Bergmann gliosis in ET is thought to arise around sites of Purkinje cells degeneration or loss. Interestingly, we found few DEGs in Purkinje cells when comparing ET to control samples (Fig. 6A) despite sequencing a large number of Purkinje nuclei (37087 total Purkinje cells; 31,241 control Purkinje cells; 5,846 ET Purkinje cells (15.76%)).

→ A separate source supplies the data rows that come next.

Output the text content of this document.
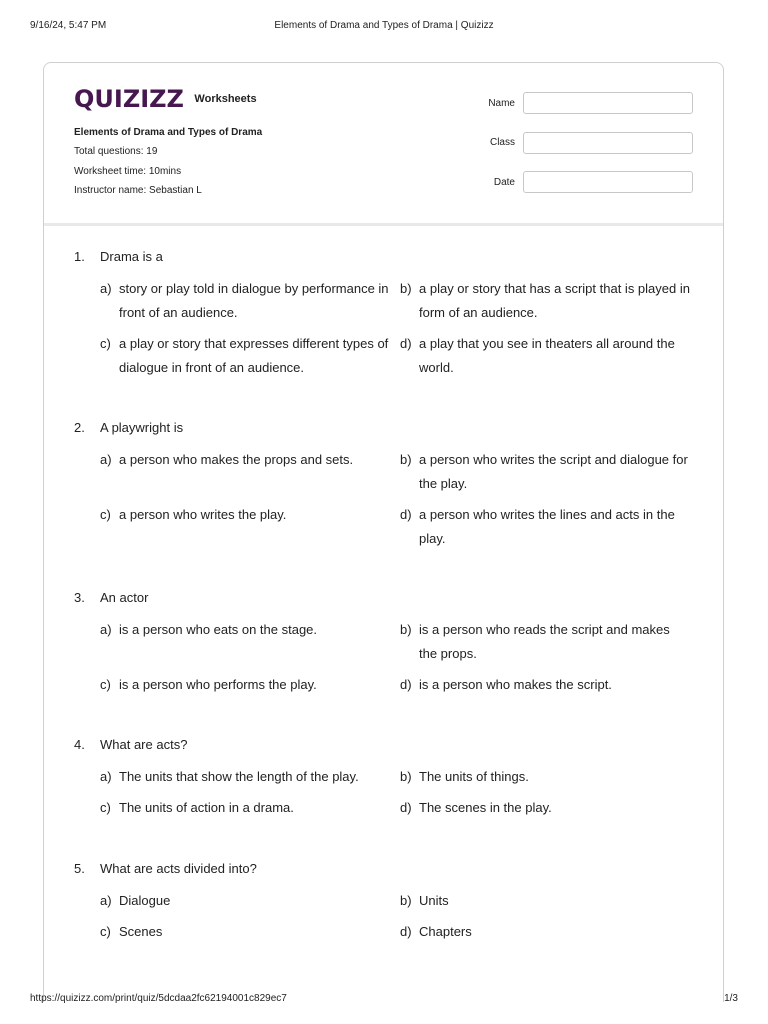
9/16/24, 5:47 PM	Elements of Drama and Types of Drama | Quizizz
QUIZIZZ Worksheets
Elements of Drama and Types of Drama
Total questions: 19
Worksheet time: 10mins
Instructor name: Sebastian L
Name
Class
Date
1. Drama is a
a) story or play told in dialogue by performance in front of an audience.
b) a play or story that has a script that is played in form of an audience.
c) a play or story that expresses different types of dialogue in front of an audience.
d) a play that you see in theaters all around the world.
2. A playwright is
a) a person who makes the props and sets.	b) a person who writes the script and dialogue for the play.
c) a person who writes the play.	d) a person who writes the lines and acts in the play.
3. An actor
a) is a person who eats on the stage.	b) is a person who reads the script and makes the props.
c) is a person who performs the play.	d) is a person who makes the script.
4. What are acts?
a) The units that show the length of the play.	b) The units of things.
c) The units of action in a drama.	d) The scenes in the play.
5. What are acts divided into?
a) Dialogue	b) Units
c) Scenes	d) Chapters
https://quizizz.com/print/quiz/5dcdaa2fc62194001c829ec7	1/3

DEGs were mostly related to the post-synaptic membrane (adjusted p-value = 8.20e-03; Supplementary Fig. 6) including genes such as LRRTM4, GLRA3 and TENM2. This is in line with previous transcriptomic characterization of ET Purkinje cells, where only 36 genes were found to be dysregulated compared to healthy Purkinje cells68. Golgi cells were found to be the most affected neuronal population in our cohort (Fig. 6A; 575 DEGs with adjusted p-value < 0.05 & log2FC > or < 0.5). Golgi cells are the most abundant inhibitory interneurons and are crucial for the inhibition of granule cells69. We found that Golgi cell DEGs were related to synaptic transmission, axonal development, dendritic tree, and glutamate receptor activity (Fig. 6E & 6F). Given these findings we sought to investigate the differential cell-cell connections between Golgi cells and other cerebellar neurons using CellPhoneDB70. We found that ET Golgi cells had differential cell-cell communications with most cerebellar neurons, including granule cells, mainly through Teneurin- and Ephrin-signalling proteins (Supplementary Fig. 7). We found the strongest effect in ET differential cell communications to be between Golgi cells and PLIs via TENM2/3/4-ADGRL2 adhesions. Concomitantly, studying the cell-cell communications between oligodendrocytes subclusters and neurons highlighted numerus specific Oligo_4 and PLI communications through leucin-rich repeat (LRR) proteins and neurexins. These transmembrane proteins are known to be involved in myelination and axonal differentiation. In-depth functional characterization of these populations in both the healthy and ET cerebellum are lacking, but our results indicate that Golgi cells might display dysregulated synaptic communications with PLIs in ET.